The following sample YAML configuration file named unload_add_task.yaml tunes the performace by setting different batch sizes:

version: v3
sources:
  - gpdb:
      host: localhost
      port: 6000
      user: gpadmin
      database: testdb
      work_schema: public
      tables:
        - table: test_orders
          schema: public
          filter: id > 10000
          mapping:
            - id: id
            - item: item
            - price: price
            - segment: gp_segment_id as segment
      task:
          batch_size:
              max_count: 100000
              interval_ms: 1000
targets:
  - file:
      url: /home/gpadmin/path_to_unload/unload1.csv
      content:
        csv:
          columns:
            - name: id
              header: ID
            - name: item
              header: ITEM
            - name: price
              header: PRICE
            - name: segment
              header: SEGMENT
          delimiter: ","
          quote: "'"
          newline: LF
          header: true
  - file:
      url: /home/gpadmin/path_to_unload/unload1.json
      content:
        json:
          columns:
            - name: id
              key: "ID"
            - name: item
              key: "ITEM"
            - name: price
              key: "PRICE"
            - name: segment
              key: "SEGMENT"
          is_jsonl: true
          new_line: "\n"

The options max_count and interval_ms under the section batch_size tune the batch size to unload into the files. Each time Tanzu Greenplum streaming server fetches data from Greenplum, the data is stored in the GPSS memory, and GPSS flushes the data onto the files using the batch size set by the configuration file. max_count indicates the number of lines to fetch before flushing to disk. interval_ms represents the amount of time (in ms) since the last flush to the file. The larger max_count and interval_ms are, the larger the amount of data flushed onto disk at a time, which increases the unload performance.
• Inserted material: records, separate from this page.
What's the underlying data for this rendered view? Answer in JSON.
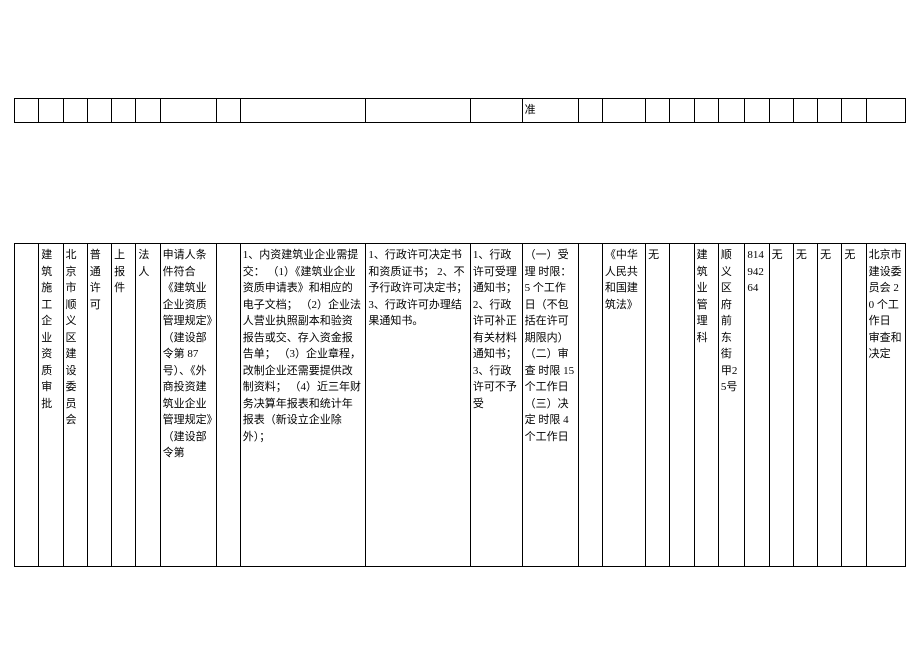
{
  "top_row": {
    "c12": "准"
  },
  "main_row": {
    "c1": "",
    "c2": "建筑施工企业资质审批",
    "c3": "北京市顺义区建设委员会",
    "c4": "普通许可",
    "c5": "上报件",
    "c6": "法人",
    "c7": "申请人条件符合《建筑业企业资质管理规定》（建设部令第 87 号）、《外商投资建筑业企业管理规定》（建设部令第",
    "c8": "",
    "c9": "1、内资建筑业企业需提交：\n（1）《建筑业企业资质申请表》和相应的电子文档；\n（2）企业法人营业执照副本和验资报告或交、存入资金报告单；\n（3）企业章程，改制企业还需要提供改制资料；\n（4）近三年财务决算年报表和统计年报表（新设立企业除外）；",
    "c10": "1、行政许可决定书和资质证书；\n2、不予行政许可决定书；\n3、行政许可办理结果通知书。",
    "c11": "1、行政许可受理通知书；\n2、行政许可补正有关材料通知书；\n3、行政许可不予受",
    "c12": "（一）受理 时限：5 个工作日（不包括在许可期限内）\n（二）审查 时限 15 个工作日\n（三）决定 时限 4 个工作日",
    "c13": "",
    "c14": "《中华人民共和国建筑法》",
    "c15": "无",
    "c16": "",
    "c17": "建筑业管理科",
    "c18": "顺义区府前东街甲25号",
    "c19": "81494264",
    "c20": "无",
    "c21": "无",
    "c22": "无",
    "c23": "无",
    "c24": "北京市建设委员会\n20 个工作日\n审查和决定"
  }
}
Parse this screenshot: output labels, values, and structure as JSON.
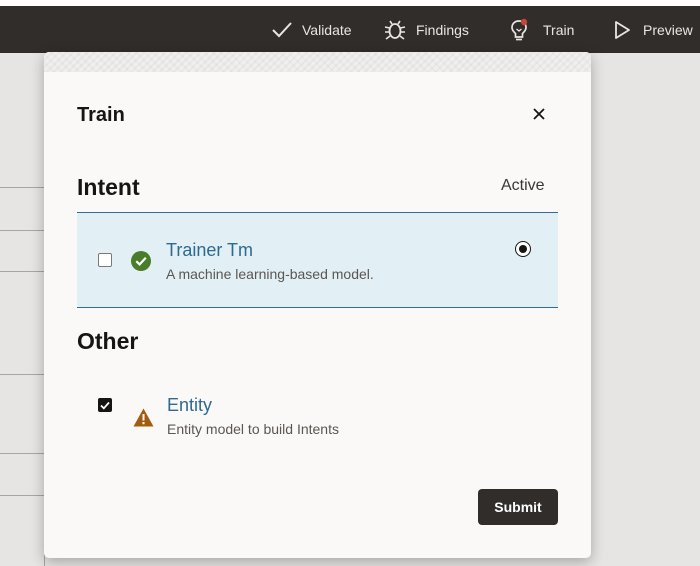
{
  "toolbar": {
    "items": [
      {
        "label": "Validate",
        "icon": "check-icon"
      },
      {
        "label": "Findings",
        "icon": "bug-icon"
      },
      {
        "label": "Train",
        "icon": "lightbulb-icon",
        "badge_color": "#c74634"
      },
      {
        "label": "Preview",
        "icon": "play-icon"
      }
    ]
  },
  "dialog": {
    "title": "Train",
    "close_icon": "close-icon",
    "intent_section": {
      "title": "Intent",
      "active_label": "Active",
      "items": [
        {
          "name": "Trainer Tm",
          "description": "A machine learning-based model.",
          "checked": false,
          "status_icon": "success-check-icon",
          "status_color": "#4a7d2a",
          "active": true
        }
      ]
    },
    "other_section": {
      "title": "Other",
      "items": [
        {
          "name": "Entity",
          "description": "Entity model to build Intents",
          "checked": true,
          "status_icon": "warning-icon",
          "status_color": "#a35b0f"
        }
      ]
    },
    "submit_label": "Submit"
  },
  "colors": {
    "topbar": "#312d2a",
    "link": "#2c6a8f",
    "selected_row": "#e2f0f6",
    "selected_border": "#2d6e8e"
  }
}
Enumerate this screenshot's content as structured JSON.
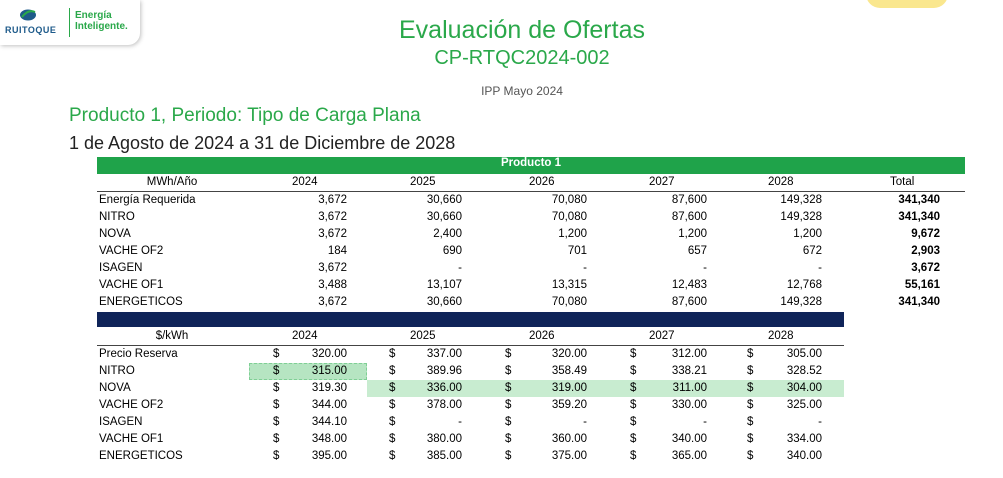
{
  "logo": {
    "name": "RUITOQUE",
    "tagline_1": "Energía",
    "tagline_2": "Inteligente."
  },
  "title": "Evaluación de Ofertas",
  "code": "CP-RTQC2024-002",
  "ipp": "IPP Mayo 2024",
  "product_heading": "Producto 1, Periodo: Tipo de Carga Plana",
  "date_range": "1 de Agosto de 2024 a 31 de Diciembre de 2028",
  "energy_table": {
    "banner": "Producto 1",
    "unit": "MWh/Año",
    "years": [
      "2024",
      "2025",
      "2026",
      "2027",
      "2028"
    ],
    "total_label": "Total",
    "rows": [
      {
        "name": "Energía Requerida",
        "values": [
          "3,672",
          "30,660",
          "70,080",
          "87,600",
          "149,328"
        ],
        "total": "341,340"
      },
      {
        "name": "NITRO",
        "values": [
          "3,672",
          "30,660",
          "70,080",
          "87,600",
          "149,328"
        ],
        "total": "341,340"
      },
      {
        "name": "NOVA",
        "values": [
          "3,672",
          "2,400",
          "1,200",
          "1,200",
          "1,200"
        ],
        "total": "9,672"
      },
      {
        "name": "VACHE OF2",
        "values": [
          "184",
          "690",
          "701",
          "657",
          "672"
        ],
        "total": "2,903"
      },
      {
        "name": "ISAGEN",
        "values": [
          "3,672",
          "-",
          "-",
          "-",
          "-"
        ],
        "total": "3,672"
      },
      {
        "name": "VACHE OF1",
        "values": [
          "3,488",
          "13,107",
          "13,315",
          "12,483",
          "12,768"
        ],
        "total": "55,161"
      },
      {
        "name": "ENERGETICOS",
        "values": [
          "3,672",
          "30,660",
          "70,080",
          "87,600",
          "149,328"
        ],
        "total": "341,340"
      }
    ]
  },
  "price_table": {
    "unit": "$/kWh",
    "currency": "$",
    "years": [
      "2024",
      "2025",
      "2026",
      "2027",
      "2028"
    ],
    "rows": [
      {
        "name": "Precio Reserva",
        "values": [
          "320.00",
          "337.00",
          "320.00",
          "312.00",
          "305.00"
        ]
      },
      {
        "name": "NITRO",
        "values": [
          "315.00",
          "389.96",
          "358.49",
          "338.21",
          "328.52"
        ]
      },
      {
        "name": "NOVA",
        "values": [
          "319.30",
          "336.00",
          "319.00",
          "311.00",
          "304.00"
        ]
      },
      {
        "name": "VACHE OF2",
        "values": [
          "344.00",
          "378.00",
          "359.20",
          "330.00",
          "325.00"
        ]
      },
      {
        "name": "ISAGEN",
        "values": [
          "344.10",
          "-",
          "-",
          "-",
          "-"
        ]
      },
      {
        "name": "VACHE OF1",
        "values": [
          "348.00",
          "380.00",
          "360.00",
          "340.00",
          "334.00"
        ]
      },
      {
        "name": "ENERGETICOS",
        "values": [
          "395.00",
          "385.00",
          "375.00",
          "365.00",
          "340.00"
        ]
      }
    ]
  },
  "colors": {
    "brand_green": "#2aa84a",
    "banner_green": "#1fa34a",
    "navy": "#0f2459",
    "highlight": "#c8ecd0"
  }
}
The option schedule controls the frequency and interval of restarting the unload jobs.

The option alert manages notifications when a job is stopped. You may use this option to count the number of lines unloaded or record any other statistics about the job.

The fields encoding, prepare_statement, and teardown_statement are not supported.

See file-unload-v3.yaml for more details.

Use the gpsscli Client Command to Unload the Data

Run the gpsscli load client command to unload the data from VMware Greenplum into a file.

$ gpsscli load unload.yaml

The data is added to the files defined by the field url in an append mode. If there is already existing data in the file, the unload job keeps the old data, and appends all the new data to the file. If there is no such file in the target URL, GPSS will create the new files.

Other Considerations

If the table is too large to be unloaded into one file, you can create multiple jobs, each specifying different values for the field filter, in order to split big files into smaller pieces. For example, the first job specifies the filter id< 10000, the second one specifies the filter id >= 10000 and the last one specifies id <20000. You can submit different jobs and run them in parallel.

Incremental data unloading is not supported, only full data unloading. However, using queries, you can split large tables into partitions, using the date as the partition strategy. In this way, GPSS can separately unload the most recent data into the files.

Since Tanzu Greenplum streaming server uses the gpfdist protocol to unload the data, the data is unloaded directly from the segments to the files in batches, hence it is not possible to guarantee the order of the data among different segments.